Two men stepped into a shaft of moonlight flooding a rise fifty feet away. One carried a rifle he pointed at her and Carlos. The other guy held what she would guess was a grenade launcher-based on what she’d seen in movies-at his shoulder. Now that she thought about it, that was probably what launched the smoke bomb.

“Follow my lead until we get a chance to escape,” Carlos whispered. “You’re just some chick I dated. Got it?”

Just when Gabrielle was ready to admit defeat, the confidence in those words stoked another rush of belief in this man. She nodded, ready to fight as long as he did.

The two men strolled forward until the one with the automatic weapon held on them stopped a few feet away. “Hello, Carlos.”

“Hola, Turga.”

“Toss your weapon and cell phone away.”

Carlos complied. “You have a falling-out with Baby Face?”

Gabrielle hid her surprise at how Carlos and this man talked like old friends.

“No’ really.” Turga would be invisible if not for the whites of his eyes. He was black everywhere, face and hands, clothes, knit cap, boots and weapon. A heavy smell of cigarettes burdened the fresh air not tinged by the smoke bomb. His English came out in a choppy Turkish accent. “Baby Face became unavoidable casualty. Good thing he found her first.”

“What do you want her for?” Carlos made it sound as if Gabrielle’s only value had been supplying him with a vehicle.

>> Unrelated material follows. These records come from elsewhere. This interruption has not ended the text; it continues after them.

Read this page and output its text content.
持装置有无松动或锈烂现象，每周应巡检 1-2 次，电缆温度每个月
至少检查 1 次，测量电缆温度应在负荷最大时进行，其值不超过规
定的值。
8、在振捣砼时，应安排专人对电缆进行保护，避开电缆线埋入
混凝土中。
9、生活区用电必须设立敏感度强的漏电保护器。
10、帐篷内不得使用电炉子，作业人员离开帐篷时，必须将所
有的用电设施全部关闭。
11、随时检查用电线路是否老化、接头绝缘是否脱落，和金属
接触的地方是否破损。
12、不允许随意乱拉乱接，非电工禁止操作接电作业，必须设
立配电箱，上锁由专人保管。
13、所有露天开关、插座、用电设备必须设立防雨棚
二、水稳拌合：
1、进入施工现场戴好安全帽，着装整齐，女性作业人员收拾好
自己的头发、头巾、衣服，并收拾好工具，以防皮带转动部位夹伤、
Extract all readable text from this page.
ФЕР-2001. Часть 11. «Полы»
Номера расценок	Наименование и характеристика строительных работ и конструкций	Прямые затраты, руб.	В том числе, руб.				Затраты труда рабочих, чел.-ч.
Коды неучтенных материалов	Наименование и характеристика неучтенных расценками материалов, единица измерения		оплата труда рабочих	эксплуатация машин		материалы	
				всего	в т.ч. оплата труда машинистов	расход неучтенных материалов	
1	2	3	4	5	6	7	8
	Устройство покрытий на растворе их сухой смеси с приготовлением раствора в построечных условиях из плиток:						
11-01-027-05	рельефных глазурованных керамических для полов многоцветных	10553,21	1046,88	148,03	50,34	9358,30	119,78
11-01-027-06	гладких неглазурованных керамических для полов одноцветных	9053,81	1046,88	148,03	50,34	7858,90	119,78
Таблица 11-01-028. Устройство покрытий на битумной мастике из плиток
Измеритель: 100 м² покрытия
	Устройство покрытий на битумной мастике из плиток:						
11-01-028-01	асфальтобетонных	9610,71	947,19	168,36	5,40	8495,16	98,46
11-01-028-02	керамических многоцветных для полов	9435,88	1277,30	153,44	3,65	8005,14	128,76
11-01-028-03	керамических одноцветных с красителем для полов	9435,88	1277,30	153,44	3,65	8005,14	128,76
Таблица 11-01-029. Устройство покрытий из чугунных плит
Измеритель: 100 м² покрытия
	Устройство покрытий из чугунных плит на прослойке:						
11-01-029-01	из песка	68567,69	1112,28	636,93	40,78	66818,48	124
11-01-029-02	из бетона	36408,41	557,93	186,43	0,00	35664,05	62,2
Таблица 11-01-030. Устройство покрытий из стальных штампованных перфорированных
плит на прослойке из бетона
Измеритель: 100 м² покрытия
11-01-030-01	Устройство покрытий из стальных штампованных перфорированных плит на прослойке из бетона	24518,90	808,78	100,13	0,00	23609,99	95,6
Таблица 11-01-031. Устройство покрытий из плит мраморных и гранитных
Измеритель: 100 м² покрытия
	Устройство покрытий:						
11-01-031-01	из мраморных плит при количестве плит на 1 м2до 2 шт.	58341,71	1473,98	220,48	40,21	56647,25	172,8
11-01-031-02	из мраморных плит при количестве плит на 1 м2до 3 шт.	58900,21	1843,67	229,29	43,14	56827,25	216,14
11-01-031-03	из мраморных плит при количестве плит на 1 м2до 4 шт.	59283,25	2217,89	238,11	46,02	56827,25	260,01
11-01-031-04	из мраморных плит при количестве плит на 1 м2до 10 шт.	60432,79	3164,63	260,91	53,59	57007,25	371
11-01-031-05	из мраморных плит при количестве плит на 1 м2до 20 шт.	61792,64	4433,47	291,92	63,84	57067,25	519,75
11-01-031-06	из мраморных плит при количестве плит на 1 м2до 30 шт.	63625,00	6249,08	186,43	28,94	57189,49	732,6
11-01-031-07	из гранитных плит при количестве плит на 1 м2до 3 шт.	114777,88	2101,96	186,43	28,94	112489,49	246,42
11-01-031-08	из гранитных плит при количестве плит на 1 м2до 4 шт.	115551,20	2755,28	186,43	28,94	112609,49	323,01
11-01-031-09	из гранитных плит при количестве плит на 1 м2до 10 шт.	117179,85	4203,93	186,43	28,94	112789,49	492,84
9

“Very funny. You after same thing.”

“After what?” Carlos snorted. “Baby Face had business with me, not her.”

“Really? So you know of his big deal?” Turga eyed him warily, but Carlos had planted a seed of curiosity.

Carlos shrugged. “Didn’t get a chance to hear the whole deal and didn’t really give a shit when I caught him trying to grab my woman.”

Turga snorted as if unconvinced.

“Let her go, Turga. She’s just made the mistake of getting involved with me.”

Gabrielle gave Carlos her solid vote right then. She didn’t know who Baby Face or Turga were, but Carlos was the only one in present company who hadn’t tried to kill her.

“You think I’m stupid?” Turga asked in a tone that rippled across Gabrielle’s skin. “Prove she’s your woman.”

How could he possibly prove that? Not that Gabrielle wasn’t prepared to back him up and agree to anything Carlos said, but doubt took root in her exhausted mind.

Carlos sighed. “Fine.”

He turned to her. She looked up at his face, determined to do her best to convince Turga they were together.

But she wasn’t as prepared as she’d thought when Carlos pulled her into his arms and dipped his head. He covered her mouth with his, kissing her with more passion than any other man she’d ever kissed. He held her safe, protected.

She hadn’t been held or hugged in years.

Her defenses fell without a battle.

Her heart raced along with the frenzy of nerves and wild desire that spiraled up out of nowhere. She curved her hands around his neck, clutching. He drew her closer. The kiss overwhelmed her senses, drowning her in pleasure.

She moaned.

“Okay, enough,” Turga ordered, then scowled when Carlos continued. “Give me a break.”